As millions begin to recover from the devastation inflicted on us all, we need to be aware that human activities made Sandy a stronger and wetter storm. Global warming has made the oceans warmer and has caused sea levels to rise – both of which worked to exacerbate the impacts of Sandy. See Figures 1, 2, 3, 4.
The fuel for hurricanes is warm ocean water that releases tons of water vapor. This water vapor then condenses into clouds and rain which releases heat known as “latent heat”. This latent heat drives the power of the winds much like stepping on the gas pedal makes the engine output more power. The warmer ocean, in essence, put a turbocharger on Hurricane Sandy’s engine.
This extra water from the warmer oceans must eventually come down and it does so as flooding rains. Some places in the mid-Atlantic had over 12” of rain and a few higher locations to the west saw nearly 3 feet of snow as colder air wrapped around the backside of the storm. As Governor Cuomo said to President Obama, “We now have a 100 year flood every two years”. Global warming = heavier rains and floods. We saw this last year with Hurricane Irene.
Global warming also causes sea levels to rise for two reasons: 1) as water warms, the molecules move faster and take up more space (known as thermal expansion) and 2) a warmer climate melts ice sheets and glaciers and that water over time makes its way into the ocean. Due to global warming, storms are now riding on much higher sea levels which is causing the storm surge to reach higher levels and farther inland. Residents on Long Island and NY City saw this phenomenon first-hand. NY City saw surges approaching 14 feet – higher than for any storm in the past 400 years! Sea levels have risen over a foot in the past 100 years and are projected to increase another 2-5 feet by the year 2100. Imagine Sandy coming in on an ocean that is 5 feet higher than today? The surge would be nearly 19 feet.
If somebody asks you, “Did global warming cause Hurricane Sandy?” they are asking the wrong question. Sandy certainly may have occurred in the absence of global warming but it would not have been as strong nor as damaging. I tell people, “Think of a hurricane as a fire in a fireplace. Global warming did not start that fire but it is certainly adding a few logs to it.”
Some sobering facts about hurricanes and climate change:
• Of the 11 most intense North Atlantic hurricanes ever recorded, five have occurred in the last eight years (Wilma, Rita, Katrina, Dean and Ivan).
• The record-breaking rainfall dumped by Hurricane Irene in 2011 was the main impact of the storm in which flooding and other damage totaled over $15 billion,
making Irene the 10th billion-dollar disaster in 2011 and the sixth most expensive hurricane in U.S. history.

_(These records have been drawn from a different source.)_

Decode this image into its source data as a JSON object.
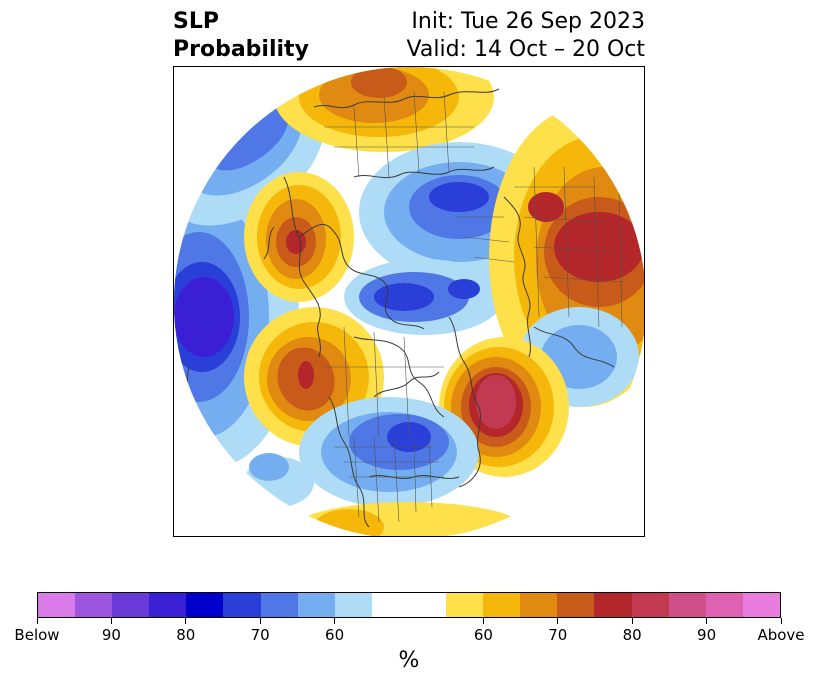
{
  "title": {
    "left_line1": "SLP",
    "left_line2": "Probability",
    "right_line1": "Init: Tue 26 Sep 2023",
    "right_line2": "Valid: 14 Oct – 20 Oct"
  },
  "colorbar": {
    "unit": "%",
    "colors": [
      "#d97ae8",
      "#9e56e0",
      "#6a3ad8",
      "#3a1fd4",
      "#0000cc",
      "#2a3ed8",
      "#4f77e6",
      "#74aef0",
      "#aedcf7",
      "#ffffff",
      "#ffffff",
      "#fde04a",
      "#f5b70a",
      "#e08a12",
      "#c85a1a",
      "#b3272a",
      "#c23a52",
      "#cf5088",
      "#dd62b2",
      "#e87ddf"
    ],
    "tick_labels": [
      "Below",
      "90",
      "80",
      "70",
      "60",
      "60",
      "70",
      "80",
      "90",
      "Above"
    ]
  }
}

• With more than $100 billion in damages, Hurricane Katrina remains the costliest
weather-related disaster on record.
• In June 2012, tropical storm Debby produced record-breaking rainfall across Florida, in some locations dropping over 20 inches of rain in 24 hours. When Tropical Storm Debby formed on June 23, it was the first time ever that four storms formed before July since record keeping began in 1851.
• According to data from 2007, the number of category 4 and 5 hurricanes has increased by nearly 75% since 1970.
There is a strong scientific consensus that the most intense Atlantic hurricanes will become more frequent in the coming decades if greenhouse gas pollution continues to grow even at a moderate rate. The increase in damages due to climate change will rise to an average of over $40 billion per year, as stronger hurricanes are exponentially more destructive than weaker storms.
We have choices to make. The sooner we begin to shift away from burning fossil fuels such as coal, oil, and natural gas to using cleaner energies such as solar, wind, wave, and geothermal, we will prevent the oceans from becoming even warmer and sea levels from rising even higher.
We will always have hurricanes but we do not need to make them worse!